I've looked into this a bit - the big blocker isn't on the transport/IPC library, but the serializer itself, assuming you _also_ want to support serializing messages to disk or over network. It's a bit of a pickle - at least in C++, tying an allocator to a structure and its children is an ugly mess. And what happens if you do something like resize a string? Does it mean a whole new allocation? I've (partially) solved it before for single process IPC by having a concept of a sharable structure and its serialization type, you could do the same for shared memory. One could also use a serializer that offers promises around allocations, FlatBuffer might fit the bill. There's also https://github.com/Verdant-Robotics/cbuf but I'm not sure how well maintained it is right now, publicly.

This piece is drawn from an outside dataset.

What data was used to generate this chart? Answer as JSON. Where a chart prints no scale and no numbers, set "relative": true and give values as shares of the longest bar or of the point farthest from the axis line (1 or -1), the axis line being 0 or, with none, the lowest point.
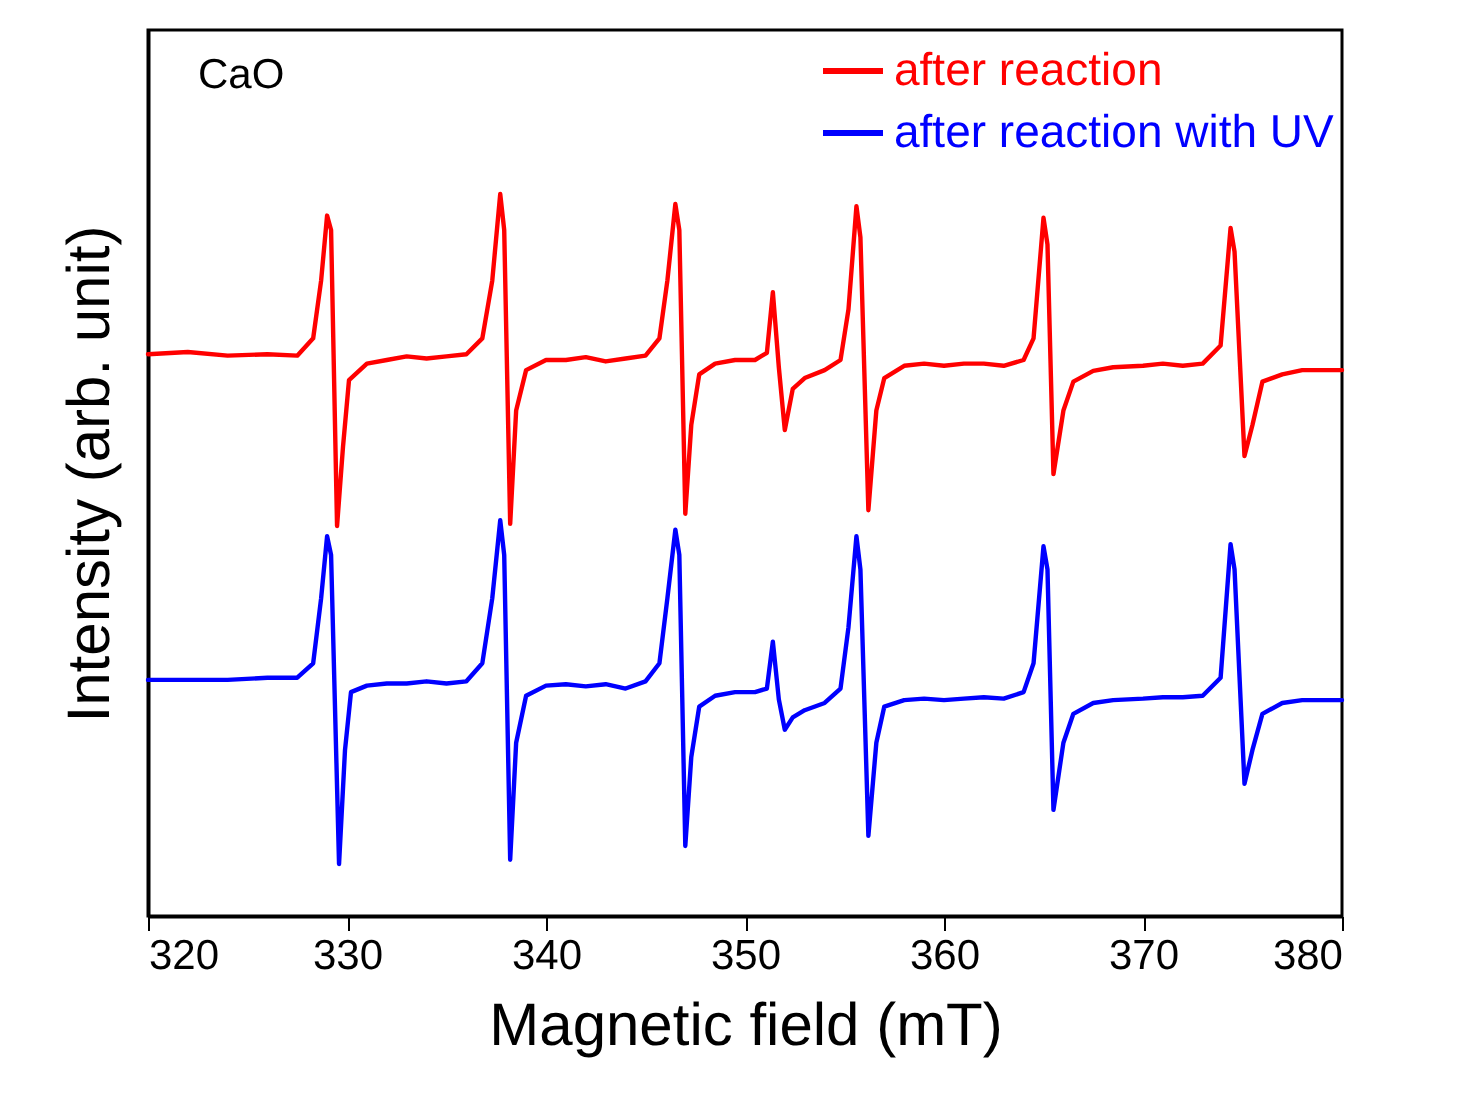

As for allocation - it looks like Zenoh might offer the allocation pattern necessary. https://zenoh-cpp.readthedocs.io/en/1.0.0.5/shm.html TBH most of the big wins come from not copying big blocks of memory around from sensor data and the like. A thin header and reference to a block of shared memory containing an image or point cloud coming in over UDS is likely more than performant enough for most use cases. Again, big wins from not having to serialize/deserialize the sensor data.

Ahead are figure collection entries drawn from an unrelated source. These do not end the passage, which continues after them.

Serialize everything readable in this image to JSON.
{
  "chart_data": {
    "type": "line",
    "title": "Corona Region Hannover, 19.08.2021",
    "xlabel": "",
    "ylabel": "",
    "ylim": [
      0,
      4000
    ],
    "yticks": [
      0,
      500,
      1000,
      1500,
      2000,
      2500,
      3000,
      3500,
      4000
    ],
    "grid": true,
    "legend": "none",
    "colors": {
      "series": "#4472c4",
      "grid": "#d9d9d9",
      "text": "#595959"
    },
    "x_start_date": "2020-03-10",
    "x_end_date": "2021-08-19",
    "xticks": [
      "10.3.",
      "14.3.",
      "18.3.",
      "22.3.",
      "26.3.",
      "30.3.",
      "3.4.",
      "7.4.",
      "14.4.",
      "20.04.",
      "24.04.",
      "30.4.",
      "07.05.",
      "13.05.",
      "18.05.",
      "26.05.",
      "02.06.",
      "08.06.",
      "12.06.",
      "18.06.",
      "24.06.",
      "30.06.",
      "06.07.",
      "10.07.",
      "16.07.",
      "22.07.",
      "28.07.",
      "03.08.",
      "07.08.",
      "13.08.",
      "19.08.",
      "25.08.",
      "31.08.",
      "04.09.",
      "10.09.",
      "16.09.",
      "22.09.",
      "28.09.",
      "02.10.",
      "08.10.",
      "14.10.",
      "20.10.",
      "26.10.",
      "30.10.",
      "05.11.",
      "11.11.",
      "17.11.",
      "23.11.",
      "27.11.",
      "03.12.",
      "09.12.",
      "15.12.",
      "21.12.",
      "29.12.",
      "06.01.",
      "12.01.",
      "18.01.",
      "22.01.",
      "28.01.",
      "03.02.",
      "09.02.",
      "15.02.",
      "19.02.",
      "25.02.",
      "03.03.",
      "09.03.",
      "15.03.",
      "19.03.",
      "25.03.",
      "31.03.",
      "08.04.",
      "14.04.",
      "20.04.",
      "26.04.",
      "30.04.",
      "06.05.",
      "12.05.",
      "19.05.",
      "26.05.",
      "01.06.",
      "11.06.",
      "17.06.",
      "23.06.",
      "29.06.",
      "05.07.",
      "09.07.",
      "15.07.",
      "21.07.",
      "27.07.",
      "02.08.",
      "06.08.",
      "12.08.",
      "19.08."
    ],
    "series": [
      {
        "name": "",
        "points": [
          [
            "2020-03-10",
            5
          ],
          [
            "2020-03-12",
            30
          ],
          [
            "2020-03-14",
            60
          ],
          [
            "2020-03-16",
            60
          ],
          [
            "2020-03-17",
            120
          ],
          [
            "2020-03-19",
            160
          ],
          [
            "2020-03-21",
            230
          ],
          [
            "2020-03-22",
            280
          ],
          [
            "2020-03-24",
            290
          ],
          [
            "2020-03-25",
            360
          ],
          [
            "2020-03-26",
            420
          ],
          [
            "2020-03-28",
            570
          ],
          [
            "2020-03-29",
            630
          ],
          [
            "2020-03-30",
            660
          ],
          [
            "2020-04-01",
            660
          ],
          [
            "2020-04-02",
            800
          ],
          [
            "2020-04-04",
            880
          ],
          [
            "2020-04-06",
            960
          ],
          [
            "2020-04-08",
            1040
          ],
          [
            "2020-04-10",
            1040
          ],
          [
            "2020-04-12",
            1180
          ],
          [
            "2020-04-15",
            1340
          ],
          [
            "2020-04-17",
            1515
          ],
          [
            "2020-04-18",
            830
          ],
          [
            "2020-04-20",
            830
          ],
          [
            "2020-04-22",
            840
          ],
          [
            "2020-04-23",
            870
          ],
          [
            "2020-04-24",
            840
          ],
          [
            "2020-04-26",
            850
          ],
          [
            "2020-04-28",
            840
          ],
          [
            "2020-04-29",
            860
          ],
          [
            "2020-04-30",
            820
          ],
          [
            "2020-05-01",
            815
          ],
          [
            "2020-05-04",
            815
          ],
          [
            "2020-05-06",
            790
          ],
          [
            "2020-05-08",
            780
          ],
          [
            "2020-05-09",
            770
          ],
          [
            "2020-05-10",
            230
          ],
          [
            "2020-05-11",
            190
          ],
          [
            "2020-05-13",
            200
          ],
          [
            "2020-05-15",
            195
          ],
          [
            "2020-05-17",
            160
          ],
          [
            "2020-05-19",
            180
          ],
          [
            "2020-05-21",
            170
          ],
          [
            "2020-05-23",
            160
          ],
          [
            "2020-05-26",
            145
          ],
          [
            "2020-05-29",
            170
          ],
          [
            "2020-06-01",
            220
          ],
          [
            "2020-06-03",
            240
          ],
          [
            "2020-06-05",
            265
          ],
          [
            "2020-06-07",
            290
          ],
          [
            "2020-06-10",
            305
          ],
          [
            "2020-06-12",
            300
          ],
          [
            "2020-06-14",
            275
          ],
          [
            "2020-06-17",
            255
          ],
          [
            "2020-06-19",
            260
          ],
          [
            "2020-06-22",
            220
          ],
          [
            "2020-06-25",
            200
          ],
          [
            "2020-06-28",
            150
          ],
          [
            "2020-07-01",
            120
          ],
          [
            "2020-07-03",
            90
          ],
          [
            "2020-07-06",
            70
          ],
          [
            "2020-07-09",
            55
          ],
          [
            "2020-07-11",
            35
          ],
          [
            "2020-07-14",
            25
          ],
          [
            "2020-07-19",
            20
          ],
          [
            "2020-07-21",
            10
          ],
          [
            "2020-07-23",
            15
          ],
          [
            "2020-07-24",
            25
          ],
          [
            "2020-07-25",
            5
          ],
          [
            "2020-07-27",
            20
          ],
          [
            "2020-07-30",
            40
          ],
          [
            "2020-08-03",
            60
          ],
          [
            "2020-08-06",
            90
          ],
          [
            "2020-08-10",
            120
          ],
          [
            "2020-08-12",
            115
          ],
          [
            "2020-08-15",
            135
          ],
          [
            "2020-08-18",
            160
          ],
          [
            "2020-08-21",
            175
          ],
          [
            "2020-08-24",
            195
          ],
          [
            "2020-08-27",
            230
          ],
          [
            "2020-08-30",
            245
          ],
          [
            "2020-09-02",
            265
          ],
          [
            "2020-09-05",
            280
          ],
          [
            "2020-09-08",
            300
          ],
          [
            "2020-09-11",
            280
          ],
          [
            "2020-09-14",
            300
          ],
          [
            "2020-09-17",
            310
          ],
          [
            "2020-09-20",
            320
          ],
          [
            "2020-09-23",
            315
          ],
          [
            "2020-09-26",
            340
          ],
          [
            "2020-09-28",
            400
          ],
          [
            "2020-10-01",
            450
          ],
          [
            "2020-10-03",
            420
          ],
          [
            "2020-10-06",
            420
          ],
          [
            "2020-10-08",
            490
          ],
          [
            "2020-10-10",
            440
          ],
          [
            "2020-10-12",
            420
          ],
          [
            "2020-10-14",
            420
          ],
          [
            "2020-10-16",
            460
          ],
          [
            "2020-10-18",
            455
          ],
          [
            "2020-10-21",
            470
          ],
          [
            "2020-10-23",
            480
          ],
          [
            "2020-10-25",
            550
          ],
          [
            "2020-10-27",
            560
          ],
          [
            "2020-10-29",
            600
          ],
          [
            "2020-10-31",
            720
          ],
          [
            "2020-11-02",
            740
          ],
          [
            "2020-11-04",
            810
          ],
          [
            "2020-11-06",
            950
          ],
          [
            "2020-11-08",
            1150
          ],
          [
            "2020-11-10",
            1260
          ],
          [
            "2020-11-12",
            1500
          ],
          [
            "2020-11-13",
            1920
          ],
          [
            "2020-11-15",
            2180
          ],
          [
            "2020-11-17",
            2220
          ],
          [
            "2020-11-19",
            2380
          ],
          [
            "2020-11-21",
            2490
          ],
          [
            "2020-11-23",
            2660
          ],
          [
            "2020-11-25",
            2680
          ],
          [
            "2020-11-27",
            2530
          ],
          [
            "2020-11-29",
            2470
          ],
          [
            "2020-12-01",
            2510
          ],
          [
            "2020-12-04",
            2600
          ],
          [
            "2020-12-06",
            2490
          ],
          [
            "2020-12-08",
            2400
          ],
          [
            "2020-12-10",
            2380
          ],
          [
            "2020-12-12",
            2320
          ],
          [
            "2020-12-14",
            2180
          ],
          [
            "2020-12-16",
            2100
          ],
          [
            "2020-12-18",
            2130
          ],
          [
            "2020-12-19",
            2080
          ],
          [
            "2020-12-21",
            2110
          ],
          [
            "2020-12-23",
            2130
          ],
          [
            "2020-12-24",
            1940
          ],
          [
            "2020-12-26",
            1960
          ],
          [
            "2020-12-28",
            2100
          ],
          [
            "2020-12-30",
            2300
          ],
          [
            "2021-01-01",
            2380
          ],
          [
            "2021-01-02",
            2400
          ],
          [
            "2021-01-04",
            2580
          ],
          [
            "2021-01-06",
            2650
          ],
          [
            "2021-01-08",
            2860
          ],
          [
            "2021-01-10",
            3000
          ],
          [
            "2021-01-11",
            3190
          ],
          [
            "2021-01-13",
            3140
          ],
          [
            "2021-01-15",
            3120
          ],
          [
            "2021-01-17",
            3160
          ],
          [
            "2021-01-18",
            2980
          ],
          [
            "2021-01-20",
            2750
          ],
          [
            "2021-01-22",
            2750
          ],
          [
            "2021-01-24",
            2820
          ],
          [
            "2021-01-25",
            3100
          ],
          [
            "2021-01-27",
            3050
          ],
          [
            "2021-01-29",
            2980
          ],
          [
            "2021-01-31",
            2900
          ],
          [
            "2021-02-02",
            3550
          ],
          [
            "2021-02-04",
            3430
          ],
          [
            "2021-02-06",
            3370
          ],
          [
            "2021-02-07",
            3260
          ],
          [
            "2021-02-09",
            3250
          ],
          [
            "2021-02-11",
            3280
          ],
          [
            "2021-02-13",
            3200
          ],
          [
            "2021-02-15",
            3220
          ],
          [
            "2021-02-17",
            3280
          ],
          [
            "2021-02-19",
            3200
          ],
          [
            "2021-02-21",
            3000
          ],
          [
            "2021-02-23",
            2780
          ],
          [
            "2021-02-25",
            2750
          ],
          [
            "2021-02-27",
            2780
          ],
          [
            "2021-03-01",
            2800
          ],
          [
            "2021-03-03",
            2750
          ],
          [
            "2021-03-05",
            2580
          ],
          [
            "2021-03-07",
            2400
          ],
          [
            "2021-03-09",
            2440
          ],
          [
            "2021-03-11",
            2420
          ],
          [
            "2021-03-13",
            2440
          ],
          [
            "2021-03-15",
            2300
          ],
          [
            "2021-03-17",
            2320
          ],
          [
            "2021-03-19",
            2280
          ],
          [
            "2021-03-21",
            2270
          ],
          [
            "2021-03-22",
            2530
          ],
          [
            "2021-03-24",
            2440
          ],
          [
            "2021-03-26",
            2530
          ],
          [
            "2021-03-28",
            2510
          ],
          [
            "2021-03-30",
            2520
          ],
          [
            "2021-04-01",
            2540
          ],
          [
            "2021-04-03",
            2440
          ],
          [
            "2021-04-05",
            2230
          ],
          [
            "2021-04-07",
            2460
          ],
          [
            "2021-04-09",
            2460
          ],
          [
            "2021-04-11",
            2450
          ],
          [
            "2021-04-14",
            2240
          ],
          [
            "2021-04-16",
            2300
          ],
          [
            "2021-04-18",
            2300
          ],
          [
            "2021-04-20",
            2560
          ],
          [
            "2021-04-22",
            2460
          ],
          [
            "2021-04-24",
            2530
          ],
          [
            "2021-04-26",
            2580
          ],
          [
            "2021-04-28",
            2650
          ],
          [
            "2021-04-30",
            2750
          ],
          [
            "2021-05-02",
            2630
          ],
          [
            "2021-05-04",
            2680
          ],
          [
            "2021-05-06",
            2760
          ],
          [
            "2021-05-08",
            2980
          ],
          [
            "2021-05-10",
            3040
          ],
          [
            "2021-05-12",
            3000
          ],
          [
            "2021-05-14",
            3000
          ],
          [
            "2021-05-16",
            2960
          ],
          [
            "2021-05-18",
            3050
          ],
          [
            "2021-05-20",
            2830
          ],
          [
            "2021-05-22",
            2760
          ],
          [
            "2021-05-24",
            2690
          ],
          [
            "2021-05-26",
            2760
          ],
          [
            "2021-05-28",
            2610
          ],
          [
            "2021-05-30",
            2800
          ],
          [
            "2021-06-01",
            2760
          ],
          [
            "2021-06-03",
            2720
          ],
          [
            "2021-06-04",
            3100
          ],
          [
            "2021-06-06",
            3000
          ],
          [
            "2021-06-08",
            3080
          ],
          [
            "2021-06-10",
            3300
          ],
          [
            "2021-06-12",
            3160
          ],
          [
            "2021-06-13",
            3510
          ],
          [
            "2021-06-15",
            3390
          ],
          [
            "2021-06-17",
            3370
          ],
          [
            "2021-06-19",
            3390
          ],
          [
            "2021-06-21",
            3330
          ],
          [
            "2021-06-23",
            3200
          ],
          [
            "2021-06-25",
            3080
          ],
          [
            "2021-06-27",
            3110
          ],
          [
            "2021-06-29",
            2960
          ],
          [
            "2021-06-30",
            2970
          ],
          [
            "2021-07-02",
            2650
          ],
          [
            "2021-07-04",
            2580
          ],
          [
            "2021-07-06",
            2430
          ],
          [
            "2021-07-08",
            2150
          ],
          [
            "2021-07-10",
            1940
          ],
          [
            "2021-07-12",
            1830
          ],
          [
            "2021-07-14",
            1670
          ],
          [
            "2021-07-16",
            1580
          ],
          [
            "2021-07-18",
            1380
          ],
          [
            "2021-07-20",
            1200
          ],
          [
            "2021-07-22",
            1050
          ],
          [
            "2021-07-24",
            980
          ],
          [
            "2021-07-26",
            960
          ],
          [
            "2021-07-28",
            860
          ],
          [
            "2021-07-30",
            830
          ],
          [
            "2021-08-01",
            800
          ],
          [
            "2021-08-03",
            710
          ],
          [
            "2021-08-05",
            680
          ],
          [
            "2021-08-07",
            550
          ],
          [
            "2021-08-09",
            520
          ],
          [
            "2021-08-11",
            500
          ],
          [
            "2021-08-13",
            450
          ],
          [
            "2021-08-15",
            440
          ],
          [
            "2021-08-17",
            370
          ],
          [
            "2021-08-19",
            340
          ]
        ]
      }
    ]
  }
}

Another pattern which I haven't really seen anywhere is handling multiple transports - at one point I had the concept of setting up one transport as an allocator (to put into shared memory or the like) - serialize once to shared memory, hand that serialized buffer to your network transport(s) or your disk writer. It's not quite zero copy but in practice most zero copy is actually at least one copy on each end.

(Sorry, this post is a little scatterbrained, hopefully some of my points come across)